于是就有了4月份铺天盖地的伦敦鲸的媒体报道,这也解释了为何一贯神秘的衍生品敞口问题会突然暴露在媒体的聚光灯下。
媒体的关注也加大了摩根大通的压力。
摩根大通起初对此不以为然。正如戴蒙所言,摩根大通执行此类对冲交易已有多年,对此驾轻就熟。因此,在4月份媒体曝光伦敦鲸交易引发一片哗然时,戴蒙曾轻描淡写地用“茶杯里的风暴”一词来回应媒体的质疑。
然而正如Zerohedge对摩根大通对冲策略的评价所言:
这种对冲策略的成本很低,但需要相当小心地每天关注和维护(调整对冲敞口等)。而随着市场反弹,这些敞口要求出售大量的CDS来维持对冲策略。
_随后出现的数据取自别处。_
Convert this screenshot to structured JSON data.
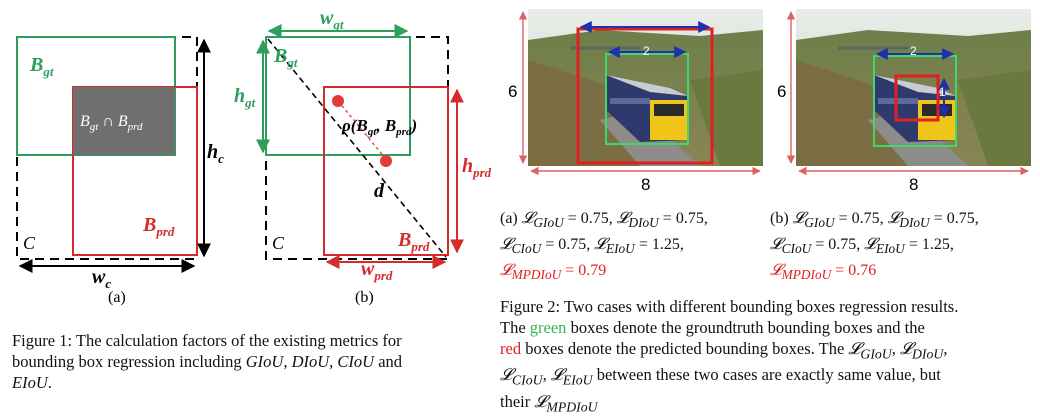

如FT所分析的,摩根大通的flattener策略意味着需要保持在CDS指数期限曲线的近端(短期合约)的购买与远端(长期合约)之间的比例。由于摩根大通的对冲头寸巨大,这种策略策略意味着一旦对冲错误,其敞口将变的风险巨大且极具波动性。
在某一刻,摩根大通的人突然意识到自己承担的风险超过了此前的预计(有分析认为,摩根大通发现自己风险敞口计算错误,他们在一季度启用了新的VaR测算模型,但随后又更换回了旧模型。摩根大通的财报披露显示在旧模型下对CIO的VaR测算远高于新模型,详见
伦敦鲸的覆灭-摩根大通巨亏全解析(2)),于是CIO及伦敦鲸停止了对冲。
下图显示的是IG9的5年期合约和10年期合约的未结清合约净名义余额与交易量的变动图:
由上图可见,IG9的交易活动在1月至4月上旬持续增加,但随后又再度平静下来。
然而停止管理对冲比例意味着摩根大通的敞口变为单向的看空或看多(directional
trade),违背了对冲的初衷,同时也使自己的敞口暴露在市场风险之下。
到了4月上旬,随着欧债危机的传染以及美国宏观数据不佳的消息出现,债市和股市开始感受到颤抖。而摩根大通持有的CDX指数也经历了大幅波动(2-3个sigma)。
下图是IG9的10年期合约息差(上半部分)与其变动率(下半部分),从图中很明显可以看出数天波动超过3sigma。
伦敦鲸的巨量敞口在这种市场波动中遭受大量损失。
来自高收益级企业债券CDS市场的表现显示出伦敦鲸开始使用这些新券(on-the-run)指数来对冲此前的风险敞口。因为HY18系列指数的偏斜度大幅增加,但未结清合约净名义金额仅仅小幅下降。
而戴蒙在电话会议上也承认,在过去某个时间点上,摩根大通决定减少其在CDS指数上的对冲敞口,即戴蒙所说的对此前的对冲敞口进行“再对冲(re-hedge)”。但是这一决策显然糟糕,戴蒙承认再对冲
“存在缺陷、过于复杂、监督糟糕,执行糟糕并且管理糟糕”。
从CDX指数的未结清合约净名义金额及指数偏斜度的变化看,随着市场稍显平静,伦敦鲸在上周再度尝试关闭更多此前的巨额敞口(这种敞口显然突破了银行风险控制和VaR控制的限制)。
但伦敦鲸的补救措施显然未能奏效,然后就有了戴蒙此次召开电话会议宣布巨亏。